Professor Jeff Krolicki
Fall 2014

The SoCo Art Hotel is located in the St. Elmo region, a light industrial district within the city of Austin. The site is neglected, despite the important transit nodes located in its vicinity. South Congress Avenue, a major tourist destination in Austin, extends south and sits adjacent to the property. Ben White Boulevard, a highway linked to the airport, crosses South Congress a few blocks north. Despite this, the general trend along South Congress Avenue is north, not south. 

Art is the motivator behind this design. It is strategically placed to guide visitors to public areas. This project caters to Austin’s art culture, offering local artists an opportunity to create works and display them throughout our hotel. Because of its potential as an important entry point, our building addresses newcomers to the Austin area. Our hotel is open to the public, with the bottom level being easily accessible to passerbys. The interior is surprisingly lively and intimate despite the industrial nature of its surroundings, lending itself to become a community hub for St. Elmo. However, the hotel’s exterior  has a scaleless, unapologetic, and industrial feel that relates to the “history” of the site. The hotel is integrated with the key feature of future development - the St. Elmo’s Market. 

An element of discovery drove the design process. The hotel is offset from the market, and is discovered by moving past the it or through an opening within it. The sides of the market and hotel that face each other are glass, creating a visual relationship. Artwork is also discovered throughout the hotel, as it “controls” circulation, where sculptures act as landmarks that lead to public areas. From the exterior, hints are given as to the happenings inside by means of framed art pieces and the revelation of interior materials.

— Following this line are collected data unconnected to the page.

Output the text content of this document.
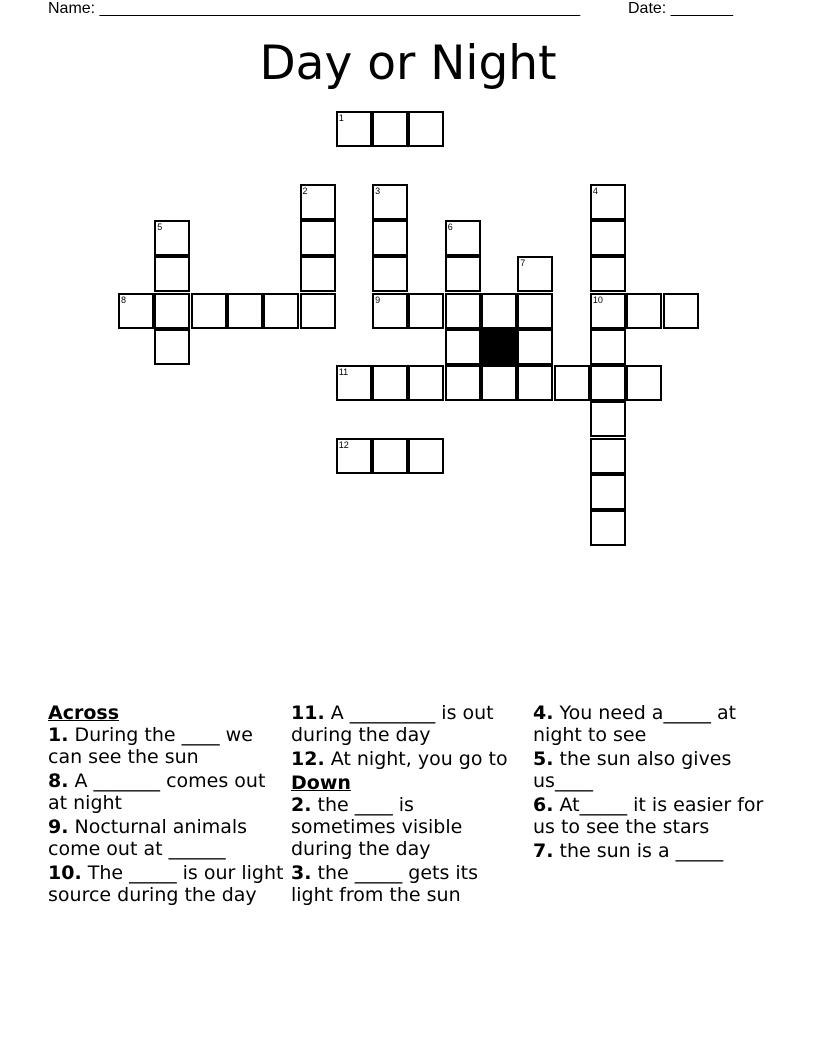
Name: ______________________________________________________	Date: _______
Day or Night
1
8	9	10
11
12
2	3	4
5	6
7
Across
1. During the ____ we can see the sun
8. A _______ comes out at night
9. Nocturnal animals come out at ______
10. The _____ is our light source during the day
11. A _________ is out during the day
12. At night, you go to
Down
2. the ____ is sometimes visible during the day
3. the _____ gets its light from the sun
4. You need a_____ at night to see
5. the sun also gives us____
6. At_____ it is easier for us to see the stars
7. the sun is a _____
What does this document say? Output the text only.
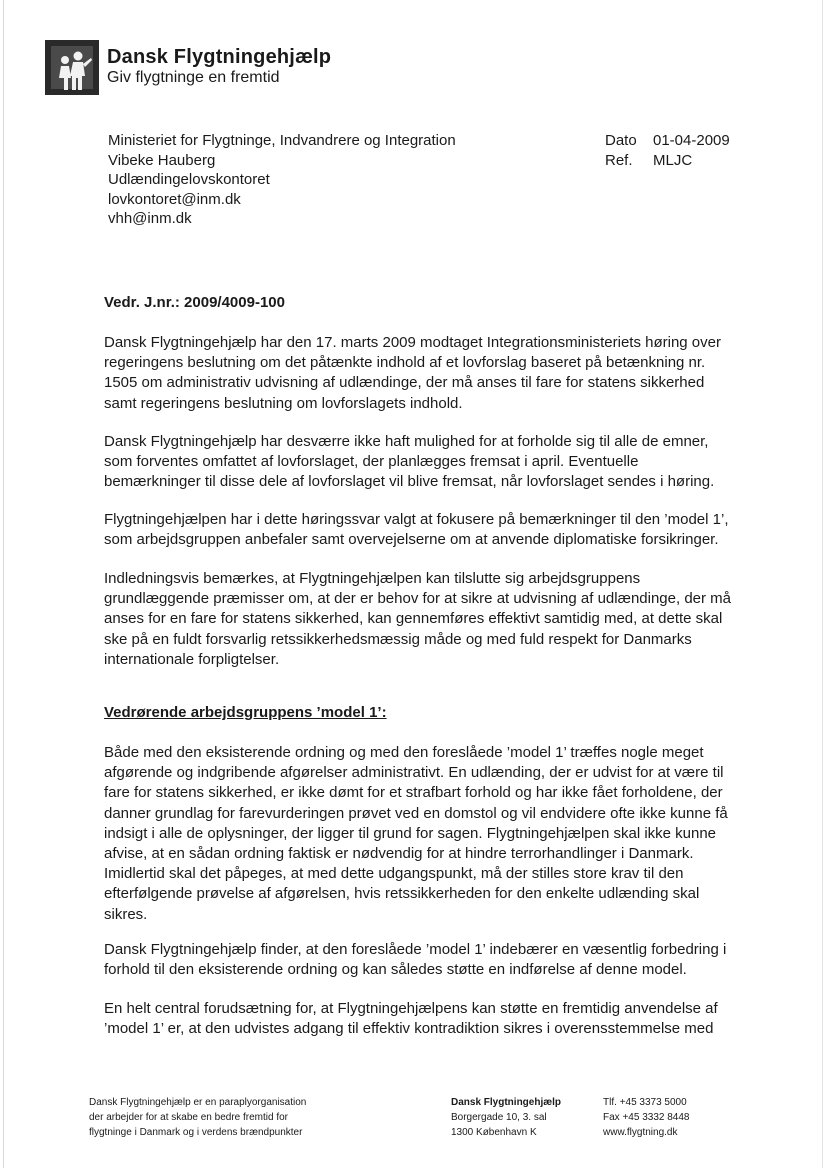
Dansk Flygtningehjælp
Giv flygtninge en fremtid
Ministeriet for Flygtninge, Indvandrere og Integration
Vibeke Hauberg
Udlændingelovskontoret
lovkontoret@inm.dk
vhh@inm.dk
Dato 01-04-2009
Ref. MLJC
Vedr. J.nr.: 2009/4009-100
Dansk Flygtningehjælp har den 17. marts 2009 modtaget Integrationsministeriets høring over
regeringens beslutning om det påtænkte indhold af et lovforslag baseret på betænkning nr.
1505 om administrativ udvisning af udlændinge, der må anses til fare for statens sikkerhed
samt regeringens beslutning om lovforslagets indhold.
Dansk Flygtningehjælp har desværre ikke haft mulighed for at forholde sig til alle de emner,
som forventes omfattet af lovforslaget, der planlægges fremsat i april. Eventuelle
bemærkninger til disse dele af lovforslaget vil blive fremsat, når lovforslaget sendes i høring.
Flygtningehjælpen har i dette høringssvar valgt at fokusere på bemærkninger til den ’model 1’,
som arbejdsgruppen anbefaler samt overvejelserne om at anvende diplomatiske forsikringer.
Indledningsvis bemærkes, at Flygtningehjælpen kan tilslutte sig arbejdsgruppens
grundlæggende præmisser om, at der er behov for at sikre at udvisning af udlændinge, der må
anses for en fare for statens sikkerhed, kan gennemføres effektivt samtidig med, at dette skal
ske på en fuldt forsvarlig retssikkerhedsmæssig måde og med fuld respekt for Danmarks
internationale forpligtelser.
Vedrørende arbejdsgruppens ’model 1’:
Både med den eksisterende ordning og med den foreslåede ’model 1’ træffes nogle meget
afgørende og indgribende afgørelser administrativt. En udlænding, der er udvist for at være til
fare for statens sikkerhed, er ikke dømt for et strafbart forhold og har ikke fået forholdene, der
danner grundlag for farevurderingen prøvet ved en domstol og vil endvidere ofte ikke kunne få
indsigt i alle de oplysninger, der ligger til grund for sagen. Flygtningehjælpen skal ikke kunne
afvise, at en sådan ordning faktisk er nødvendig for at hindre terrorhandlinger i Danmark.
Imidlertid skal det påpeges, at med dette udgangspunkt, må der stilles store krav til den
efterfølgende prøvelse af afgørelsen, hvis retssikkerheden for den enkelte udlænding skal
sikres.
Dansk Flygtningehjælp finder, at den foreslåede ’model 1’ indebærer en væsentlig forbedring i
forhold til den eksisterende ordning og kan således støtte en indførelse af denne model.
En helt central forudsætning for, at Flygtningehjælpens kan støtte en fremtidig anvendelse af
’model 1’ er, at den udvistes adgang til effektiv kontradiktion sikres i overensstemmelse med
Dansk Flygtningehjælp er en paraplyorganisation
der arbejder for at skabe en bedre fremtid for
flygtninge i Danmark og i verdens brændpunkter
Dansk Flygtningehjælp
Borgergade 10, 3. sal
1300 København K
Tlf. +45 3373 5000
Fax +45 3332 8448
www.flygtning.dk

There are different room types, and it is probable that a guest that stays more than once will get a different room each time - discovered with more stays. 

Site map showing the hotel as a warm, unique place within the industrial site. There is a complexity of form seen in plan view, which contrasts with the simplicity of the facade, as well as its cold materials and scaleless form. As seen on the facade below, areas that mark public spaces and frame artwork protrude.

Perspectives showing the concept of discovery. The scaleless, concrete facade has a rich, wood interior filled with art. There are different rooms, so that guests staying more than once will discover the variation within.

Sections show placement of art in public spaces, as well as the dynamic cuts and level changes within the building. The perspective shows a public space that art guides guest towards.